Can education be "over valued?"
I was reading how the Parti Quebecois want to increase the age for mandating kids stay in school from 16 to 18.
What else is new? Rather than come up with real, innovative solutions we coerce people into doing something they don't want to do under the guise of "what's right for them." We sure ain't surgical when it comes to dealing with issues. It's the same crap down south with "Hope and change" guy. Obama's presidency is more like "Lull and Maintain."
Forcing students who have no intention of or interest in academia to stay in school is draconian and nonsensical. People who think this way can lick my...lollipop.
I'm not suggesting we pimp out people who can't read or write (although that's happening anyway given the the current state of educational affairs) what I'm saying is to be more enlightened. Ah, therein lies the rub! For statists who want to make everything they deem necessary obligatory it's about creating an "enlightened" society by keeping a kid who could care less in school. Of course, once they remove the will of a person from the equation the student then becomes the problem of the school and parents. "He or she doesn't like school? Make them" is their insidious advice.
Rather, I'd work it backwards. I would remove the paternalism of the state and reduce them to a true partner; a mediator between student, parent and teacher if you will. Who knows better if a kid belongs in school? A parent and teacher or a bureaucrat? They say sports radio is all local. So is education.
Once it's determined a person shouldn't be in the education system, this is where the state in concert with corporations if need be, can create thoughtful options for those students. For example, a trade and other vocations. What is so wrong to take a person who demonstrates a special skill, say, in electricity and send them to electrical school as opposed to letting them rot in English class reading Poe? You know (glazed looks and cheek in palms usually are dead give aways) Poe has little value to them. No one wins. Not the kid, not the school, not society and not the macabre writings of Poe.
This is where I submit we over value education at some point. When I was in high school, it was easy to spot how many kids went through the motion. I'm gonna go Jose Canseco on everyone and say as many as 50% of students were probably not cut out for school. So what does the system do? Make them wallow within grounds of academia. Hey, better there than...anywhere I suppose.

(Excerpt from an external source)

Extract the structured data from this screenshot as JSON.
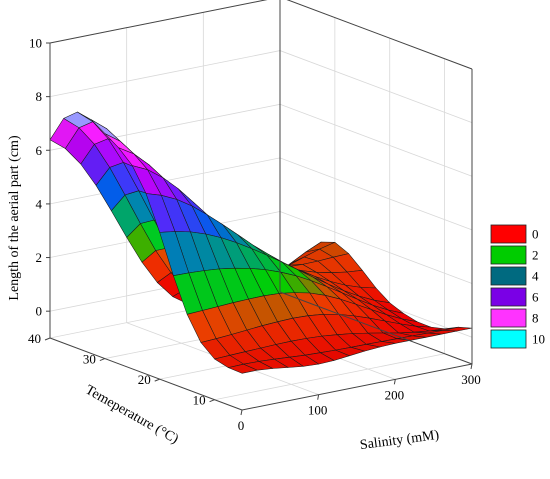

Thinking back, there were three types of students. The first group knew their destination. It's as if they had a destiny to fulfill. Your engineers, doctors, lawyers, police officers and the sort. Within that group were entrepreneurial people who really couldn't care either way. Some wanted an education, others didn't. They just wanted a business. I fell into that group. I knew I could never work with a higher authority unless I truly respected them. The odds were against me and so it proved correct. The second group were the absolute clueless. Neither coming or going. Just going with the flow like cattle on their way to Bovine University to be slaughtered. I sometimes fell in that lull. The third group were the people who knew they didn't belong in school. They weren't interested and weren't going to be strong armed into being interested. These were the pragmatic realists. You know the type, they always knew stuff. Street smart, they wanted to earn income. To be productve early and fast.
My buddies fell into mostly the first and third groups. A couple of us touched the second group for a time (one ended up a diplomat, the other selling software. Both successful. I'm still a work in progress). The guys who were in the third group couldn't understand why they had to waste their time in chemistry class given they already had a passion and interest they could score off. Far from being dolts (as socialist/liberals will hav you believe because they didn't want diplomas) one was a Hot Rod mechanic and restorer. As one man said, "tu connais Joe? Tabernak, y'a vider'l Quebec!" "You know, Joes? He emptied Quebec!" Meaning, he was extremely good at finding American muscle car classics sitting in sheds and outhouses across the province, buying them, fixing them up and shipping them off to American buyers. Once he "emptied" Quebec, he split for Florida and hasn't been back.
The second "vocational" guy was Johnny. He not only wanted to be an electrician, he was actually at peace with it. We all looked at him strange. Little did I know, we were buying into the propaganda of the time. Stay in school, because...
No one knew why. Johnny didn't care. Moreover, he foresaw business in his trade in Canada was a dead-end. He was all stars and stripes. After spending years as a troublesome student causing headaches for all involved (then the state wonders why we have fucked up kids), including a bad first marriage, he refound his first high school love, hitched up and packed for Florida where he became a general contractor at 23. He would later move to North Carolina and is doing well. He never regretted his decision. America for him, is and will always remain the land of opportunity. I wouldn't be surprised if he ends up taking advantage of a construction boom in Tennessee as well.
I on the other hand, was made to explore. I didn't do it for various reasons. I do think back on the decisions but don't dwell on it. I have a clearer picture and will move in that direction now. Maybe all those books I read - I have a library of over 500 books and thousands of journals, magazines and periodicals - only messed me up more. Bope. Meh.
We should let our children fly. If they fall, they fall. They'll get back up. Man, that sounds effen cheesey but when you think of it, it's the only way to truly producde happy and productive citizens.